RAMP: Retrieval and Attribute-Marking Enhanced Prompting for Attribute-Controlled Translation
This work addresses a domain-specific problem in machine translation for applications requiring stylistic control, but it is incremental as it builds on existing prompting techniques.
The paper tackles the problem of attribute-controlled translation (ACT) by proposing RAMP, a method that uses retrieval and attribute-marking with large language models to improve accuracy in few-shot and zero-shot settings, achieving better performance than standard prompting.

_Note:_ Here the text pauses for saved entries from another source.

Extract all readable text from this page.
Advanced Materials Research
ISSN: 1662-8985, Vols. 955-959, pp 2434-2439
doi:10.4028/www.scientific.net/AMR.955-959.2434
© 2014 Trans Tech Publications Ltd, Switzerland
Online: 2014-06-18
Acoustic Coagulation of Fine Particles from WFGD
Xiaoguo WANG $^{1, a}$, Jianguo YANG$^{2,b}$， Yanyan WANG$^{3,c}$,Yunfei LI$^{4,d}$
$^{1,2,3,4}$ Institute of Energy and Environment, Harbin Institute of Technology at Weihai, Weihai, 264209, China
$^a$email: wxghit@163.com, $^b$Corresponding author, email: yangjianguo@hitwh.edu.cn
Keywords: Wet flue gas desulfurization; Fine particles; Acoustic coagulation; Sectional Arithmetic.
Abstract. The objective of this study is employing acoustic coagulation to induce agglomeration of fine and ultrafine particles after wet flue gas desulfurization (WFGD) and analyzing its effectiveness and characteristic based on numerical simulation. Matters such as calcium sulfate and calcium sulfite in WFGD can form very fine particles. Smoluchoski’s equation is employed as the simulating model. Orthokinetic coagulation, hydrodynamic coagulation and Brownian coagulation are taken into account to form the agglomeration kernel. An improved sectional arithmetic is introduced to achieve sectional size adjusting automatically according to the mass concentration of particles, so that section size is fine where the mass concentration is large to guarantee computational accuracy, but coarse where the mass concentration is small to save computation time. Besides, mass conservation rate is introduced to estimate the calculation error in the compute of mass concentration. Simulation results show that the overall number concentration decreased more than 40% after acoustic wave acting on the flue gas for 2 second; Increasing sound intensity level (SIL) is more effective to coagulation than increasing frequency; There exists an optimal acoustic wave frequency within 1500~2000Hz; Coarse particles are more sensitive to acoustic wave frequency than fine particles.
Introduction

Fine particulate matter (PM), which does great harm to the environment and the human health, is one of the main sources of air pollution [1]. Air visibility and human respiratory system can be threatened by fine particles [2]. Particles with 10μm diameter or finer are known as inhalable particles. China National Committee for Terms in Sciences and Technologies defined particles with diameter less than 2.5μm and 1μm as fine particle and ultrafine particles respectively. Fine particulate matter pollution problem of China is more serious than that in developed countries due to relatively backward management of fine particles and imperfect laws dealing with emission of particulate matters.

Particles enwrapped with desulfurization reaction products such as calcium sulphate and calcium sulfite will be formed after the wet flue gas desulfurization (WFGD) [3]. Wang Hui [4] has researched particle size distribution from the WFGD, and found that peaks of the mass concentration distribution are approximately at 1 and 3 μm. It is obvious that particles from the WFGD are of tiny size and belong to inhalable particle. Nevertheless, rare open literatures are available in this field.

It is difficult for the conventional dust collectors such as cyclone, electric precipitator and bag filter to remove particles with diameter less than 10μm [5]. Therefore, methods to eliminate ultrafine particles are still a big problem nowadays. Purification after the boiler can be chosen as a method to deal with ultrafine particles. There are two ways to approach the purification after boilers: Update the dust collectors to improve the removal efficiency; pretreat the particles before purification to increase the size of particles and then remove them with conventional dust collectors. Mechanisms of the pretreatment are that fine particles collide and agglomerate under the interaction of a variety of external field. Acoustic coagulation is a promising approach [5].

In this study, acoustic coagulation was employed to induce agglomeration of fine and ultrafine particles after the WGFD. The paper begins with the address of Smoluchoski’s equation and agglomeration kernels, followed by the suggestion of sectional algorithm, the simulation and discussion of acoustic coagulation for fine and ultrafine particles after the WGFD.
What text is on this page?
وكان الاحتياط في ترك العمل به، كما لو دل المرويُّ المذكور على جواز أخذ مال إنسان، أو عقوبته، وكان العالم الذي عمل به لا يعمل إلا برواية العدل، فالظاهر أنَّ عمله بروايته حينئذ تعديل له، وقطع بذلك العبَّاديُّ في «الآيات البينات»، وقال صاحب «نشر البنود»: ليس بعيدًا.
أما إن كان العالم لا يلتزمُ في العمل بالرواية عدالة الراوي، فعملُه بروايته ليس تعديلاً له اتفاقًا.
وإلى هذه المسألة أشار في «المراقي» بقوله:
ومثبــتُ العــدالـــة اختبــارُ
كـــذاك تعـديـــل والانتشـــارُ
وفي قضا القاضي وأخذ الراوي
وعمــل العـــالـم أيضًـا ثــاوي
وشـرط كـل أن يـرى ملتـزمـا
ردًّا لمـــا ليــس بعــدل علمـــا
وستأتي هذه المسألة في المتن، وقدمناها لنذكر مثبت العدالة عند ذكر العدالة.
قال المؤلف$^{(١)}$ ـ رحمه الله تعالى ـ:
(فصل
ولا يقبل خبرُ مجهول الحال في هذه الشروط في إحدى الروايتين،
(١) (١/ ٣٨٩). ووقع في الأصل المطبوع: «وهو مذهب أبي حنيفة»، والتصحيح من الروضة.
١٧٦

Attribute-controlled translation (ACT) is a subtask of machine translation that involves controlling stylistic or linguistic attributes (like formality and gender) of translation outputs. While ACT has garnered attention in recent years due to its usefulness in real-world applications, progress in the task is currently limited by dataset availability, since most prior approaches rely on supervised methods. To address this limitation, we propose Retrieval and Attribute-Marking enhanced Prompting (RAMP), which leverages large multilingual language models to perform ACT in few-shot and zero-shot settings. RAMP improves generation accuracy over the standard prompting approach by (1) incorporating a semantic similarity retrieval component for selecting similar in-context examples, and (2) marking in-context examples with attribute annotations. Our comprehensive experiments show that RAMP is a viable approach in both zero-shot and few-shot settings.